Les enfants adoptés ont besoin de plus que de l'amour.

jeudi 14 mai 2009

Johanne Lemieux : Les 12 caractéristiques de l'enfant adopté

Selon Johanne Lemieux, travailleuse sociale, conférencière et auteur, spécialisée dans l'adoption internationale, on retrouve chez l'enfant adopté douze caractéristiques, stigmates de son passé :
  1. Un instinct de survie très puissant.
  2. La capacité de passer de la séduction à l'indifférence : séduction pour obtenir ce dont il a besoin (comme avec les nounous de l'orphelinat) ensuite indifférence. Il n'a reçu de l'affection qu'à petite dose, et peut se sentir étouffé par trop de démonstrations.
  3. La peur exagérée du rejet et de l'abandon : il se fie a son expérience. C'est tellement fort, que même un non je ne peux pas jouer avec toi, peut être pris pour du rejet.
  4. La non-permanence : puisqu'il a déjà été arraché à sa mère, à des nounous, à son orphelinat, il peut croire, même après plusieurs années, que sa famille adoptive n'est que temporaire, et qu'il en sera rejeté s'il ne correspond pas aux attentes.
  5. La reproduction des modèles qui lui ont permis de survivre : cacher de la nourriture, se bercer.
  6. Des phases de régression en situations de stress ou devant un changement : retour à un sommeil difficile, envie de faire le bébé. Mais ce qui régresse rebondit!
  7. Un comportement teflon ou velcro : certains enfants ont ces deux attitudes en alternance, d'autres une seule. Si ça dure trop longtemps, ça peut cacher un trouble de l'attachement.
  8. La fragilité de ses besoins primaires : plus un comportement dure longtemps, plus il y a des chances qu'il en ait beaucoup souffert. Un enfant qui continue à cacher de la nourriture après plusieurs années a certainement eu très faim.
  9. L'instinct du petit saumon : le désir impérieux de connaître ses origines. Même s'il n'est pas commun à tous, cet instinct est naturel et ne remet absolument pas en question son attachement à sa famille adoptive. Les parents biologiques de l'enfant doivent faire partie de notre vie.
  10. Un développement en escalier : il a été fragilisé dans ses besoins fondamentaux et doit aller à son propre rythme irrégulier.
  11. Impossible de le comparer aux autres : après son arrivée dans sa famille adoptive, il va se développer à une vitesse exceptionnelle pour s'adapter (la langue, la nourriture, les odeurs, les bruits, tout est nouveau même les personnes qui l'entourent. Ce n'est pas un voyage touristique pour lui, mais encore une épreuve de survie) et plus lentement pour d'autres. Physiquement aussi, il va être plus petit que les autres enfants de son âge, ou marcher plus tard.
  12. Un sommeil difficile : refus de dormir seul, terreurs nocturnes, cauchemars, sommeil agité. Avec les défis énormes qu'il relève chaque jour, son passé toujours imprégné en lui, son cerveau fait le ménage la nuit. S'endormir peut aussi être terrifiant, car il ne sait pas si on ne va pas encore l'abandonner ou l'enlever. La solitude d'une chambre peut être très déstabilisante, alors qu'il a dormi pendant des mois dans un dortoir plein d'enfants.

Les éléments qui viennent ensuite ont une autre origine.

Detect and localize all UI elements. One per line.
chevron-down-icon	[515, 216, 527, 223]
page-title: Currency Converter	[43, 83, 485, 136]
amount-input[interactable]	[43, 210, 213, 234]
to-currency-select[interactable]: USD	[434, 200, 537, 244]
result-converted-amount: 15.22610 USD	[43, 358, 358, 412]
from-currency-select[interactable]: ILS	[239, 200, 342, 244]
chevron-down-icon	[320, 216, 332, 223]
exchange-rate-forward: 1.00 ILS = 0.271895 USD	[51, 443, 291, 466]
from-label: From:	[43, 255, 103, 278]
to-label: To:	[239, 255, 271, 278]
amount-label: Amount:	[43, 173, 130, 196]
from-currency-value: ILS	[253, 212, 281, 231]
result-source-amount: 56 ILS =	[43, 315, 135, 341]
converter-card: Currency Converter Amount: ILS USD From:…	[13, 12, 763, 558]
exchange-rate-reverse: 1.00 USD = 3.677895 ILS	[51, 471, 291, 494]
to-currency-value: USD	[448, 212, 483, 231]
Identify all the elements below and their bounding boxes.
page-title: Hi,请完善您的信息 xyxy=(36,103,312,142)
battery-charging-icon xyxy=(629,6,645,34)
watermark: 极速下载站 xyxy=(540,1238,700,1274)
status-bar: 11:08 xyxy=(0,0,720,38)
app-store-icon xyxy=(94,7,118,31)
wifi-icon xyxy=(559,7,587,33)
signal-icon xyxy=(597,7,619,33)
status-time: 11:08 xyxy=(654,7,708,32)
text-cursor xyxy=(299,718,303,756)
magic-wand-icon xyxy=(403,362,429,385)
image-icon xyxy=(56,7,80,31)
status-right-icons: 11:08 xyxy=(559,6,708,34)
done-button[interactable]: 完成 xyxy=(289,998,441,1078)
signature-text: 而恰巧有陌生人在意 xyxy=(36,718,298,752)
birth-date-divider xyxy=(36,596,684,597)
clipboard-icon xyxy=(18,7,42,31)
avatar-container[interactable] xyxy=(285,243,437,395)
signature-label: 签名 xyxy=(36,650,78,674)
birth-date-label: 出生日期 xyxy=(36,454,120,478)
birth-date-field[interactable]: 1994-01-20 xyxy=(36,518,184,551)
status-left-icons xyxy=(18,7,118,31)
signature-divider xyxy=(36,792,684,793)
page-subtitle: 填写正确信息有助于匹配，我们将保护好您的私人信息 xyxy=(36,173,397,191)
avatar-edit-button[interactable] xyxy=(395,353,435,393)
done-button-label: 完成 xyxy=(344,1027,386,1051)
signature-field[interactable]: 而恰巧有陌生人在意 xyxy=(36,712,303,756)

Ceci est un résumé d'une conférence de Johanne Lemieux. Dans mon prochain billet, je vous donnerai quelques uns de ses conseils aux parents.

Le portail québécois MeAnomadis regorge d'informations sur les droits de l'enfance internationale dans les domaines de l'abandon, de l'adoption, de la migration et de l'interculturalisme. Je crois que le docteur Jean-François Chicoine et Johanne Lemieux en sont les principaux instigateurs, en tout cas, ils y écrivent beaucoup.